His muscular 200-pound body aching from years of bruising play, Elijah left the gridiron in 1972.The following two years found him excelling as a college talent scout for the Packers. Subsequently, to no one’s surprise, the 37-year-old embarked on a more than two-decade career as a coach that proved as successful as his seasons on the gridiron. In both Canadian and American professional football, he combined what his playing had taught him with Vince-Lombardi-like strategies to earn him a reputation as a football wizard and a masterful handler of men of all races and persuasions.

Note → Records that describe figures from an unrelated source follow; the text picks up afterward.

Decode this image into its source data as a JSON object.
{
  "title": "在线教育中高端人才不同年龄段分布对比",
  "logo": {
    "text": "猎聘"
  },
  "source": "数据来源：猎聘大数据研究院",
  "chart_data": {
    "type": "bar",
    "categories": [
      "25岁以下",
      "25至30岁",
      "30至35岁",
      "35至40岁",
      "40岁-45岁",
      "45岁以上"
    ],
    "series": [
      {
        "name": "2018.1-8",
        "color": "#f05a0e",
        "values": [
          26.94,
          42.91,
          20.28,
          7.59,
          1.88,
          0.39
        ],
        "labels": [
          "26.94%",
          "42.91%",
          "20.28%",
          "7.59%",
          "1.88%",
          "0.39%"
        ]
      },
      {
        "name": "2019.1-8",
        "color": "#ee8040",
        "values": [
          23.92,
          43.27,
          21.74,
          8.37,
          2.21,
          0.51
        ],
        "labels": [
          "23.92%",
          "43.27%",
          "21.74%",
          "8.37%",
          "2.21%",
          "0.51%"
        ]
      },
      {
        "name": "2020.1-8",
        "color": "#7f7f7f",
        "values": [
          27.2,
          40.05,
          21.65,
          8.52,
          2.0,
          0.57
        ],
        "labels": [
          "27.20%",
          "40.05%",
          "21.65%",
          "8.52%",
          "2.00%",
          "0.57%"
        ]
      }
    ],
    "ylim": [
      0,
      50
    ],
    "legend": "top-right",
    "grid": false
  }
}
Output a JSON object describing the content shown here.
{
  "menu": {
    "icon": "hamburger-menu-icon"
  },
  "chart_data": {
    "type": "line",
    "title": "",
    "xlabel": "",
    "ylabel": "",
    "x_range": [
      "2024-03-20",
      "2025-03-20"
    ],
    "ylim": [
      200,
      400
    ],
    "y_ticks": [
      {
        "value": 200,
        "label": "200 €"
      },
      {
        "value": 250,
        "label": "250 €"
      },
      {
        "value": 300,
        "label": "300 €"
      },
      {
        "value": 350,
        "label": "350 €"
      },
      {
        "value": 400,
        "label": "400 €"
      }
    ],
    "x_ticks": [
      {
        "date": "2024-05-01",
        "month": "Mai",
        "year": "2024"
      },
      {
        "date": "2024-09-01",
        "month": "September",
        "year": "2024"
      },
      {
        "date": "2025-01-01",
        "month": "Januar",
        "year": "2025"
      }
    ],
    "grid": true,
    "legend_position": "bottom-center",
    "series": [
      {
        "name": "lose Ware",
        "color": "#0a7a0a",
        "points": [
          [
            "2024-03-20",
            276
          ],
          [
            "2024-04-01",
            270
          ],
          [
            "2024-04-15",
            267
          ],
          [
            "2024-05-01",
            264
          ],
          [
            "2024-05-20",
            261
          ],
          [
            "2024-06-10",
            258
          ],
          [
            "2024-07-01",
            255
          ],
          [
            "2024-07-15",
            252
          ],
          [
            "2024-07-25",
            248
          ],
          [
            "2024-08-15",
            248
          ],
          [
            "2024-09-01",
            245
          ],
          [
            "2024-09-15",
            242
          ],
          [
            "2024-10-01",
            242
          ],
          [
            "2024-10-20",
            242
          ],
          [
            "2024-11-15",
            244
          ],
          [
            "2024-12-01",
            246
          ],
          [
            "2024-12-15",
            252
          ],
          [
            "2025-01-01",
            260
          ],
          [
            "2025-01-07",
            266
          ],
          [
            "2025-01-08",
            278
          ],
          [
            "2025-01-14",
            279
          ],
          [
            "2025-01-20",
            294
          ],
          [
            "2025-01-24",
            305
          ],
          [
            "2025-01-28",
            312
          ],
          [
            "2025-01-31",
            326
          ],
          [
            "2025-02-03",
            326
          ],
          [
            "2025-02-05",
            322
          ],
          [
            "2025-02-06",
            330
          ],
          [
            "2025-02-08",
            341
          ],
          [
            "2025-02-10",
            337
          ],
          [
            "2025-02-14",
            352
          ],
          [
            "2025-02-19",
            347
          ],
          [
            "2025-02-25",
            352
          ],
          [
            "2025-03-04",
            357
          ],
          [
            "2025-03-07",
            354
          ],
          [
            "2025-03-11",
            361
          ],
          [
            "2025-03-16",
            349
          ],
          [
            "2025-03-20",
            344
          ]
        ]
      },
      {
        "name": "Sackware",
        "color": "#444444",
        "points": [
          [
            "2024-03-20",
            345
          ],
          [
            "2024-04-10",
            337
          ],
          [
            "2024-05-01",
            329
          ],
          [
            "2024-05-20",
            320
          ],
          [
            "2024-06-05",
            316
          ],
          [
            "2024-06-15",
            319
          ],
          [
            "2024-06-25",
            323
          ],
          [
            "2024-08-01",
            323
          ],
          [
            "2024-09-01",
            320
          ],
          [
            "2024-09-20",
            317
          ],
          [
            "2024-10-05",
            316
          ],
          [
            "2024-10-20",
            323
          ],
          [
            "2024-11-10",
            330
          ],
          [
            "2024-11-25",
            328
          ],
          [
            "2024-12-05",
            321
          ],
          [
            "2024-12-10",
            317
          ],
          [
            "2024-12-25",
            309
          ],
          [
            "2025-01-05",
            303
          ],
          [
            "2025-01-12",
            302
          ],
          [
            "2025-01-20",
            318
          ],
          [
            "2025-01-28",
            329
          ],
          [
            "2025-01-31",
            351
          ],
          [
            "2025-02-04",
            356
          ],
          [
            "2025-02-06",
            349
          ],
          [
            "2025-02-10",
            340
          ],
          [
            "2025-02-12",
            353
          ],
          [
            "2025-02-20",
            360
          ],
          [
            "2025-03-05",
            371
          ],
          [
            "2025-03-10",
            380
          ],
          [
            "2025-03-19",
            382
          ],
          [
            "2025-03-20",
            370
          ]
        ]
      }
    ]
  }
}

Longtime NFL Head Coach Marv Levy, who guided four Buffalo teams to the Super Bowl, was the most public of the numerous football luminaries convinced that Elijah possessed credentials ideal for an NFL head coaching position.
But no such position came to him. Honors did, however: in 1979, induction into the Packers Hall of Fame; in 1980, entry into the Arkansas Sports Hall of Fame; in 1997, an award celebrating his years-long support of the United Negro College Fund.
Midway through the following fall’s NFL season, Elijah was diagnosed with stomach cancer. It could not be halted, and on July 10, 1998, he died. Two years later, the Conway Athletic Awards Commission acted to keep alive the memory of its revered native son by establishing the Elijah Pitts Award, to go annually to a noteworthy contributor to area athletics.
Faulkner County and the 501 are proud that a superior athlete labeled “a great gentleman” with “a sweet disposition” called them home.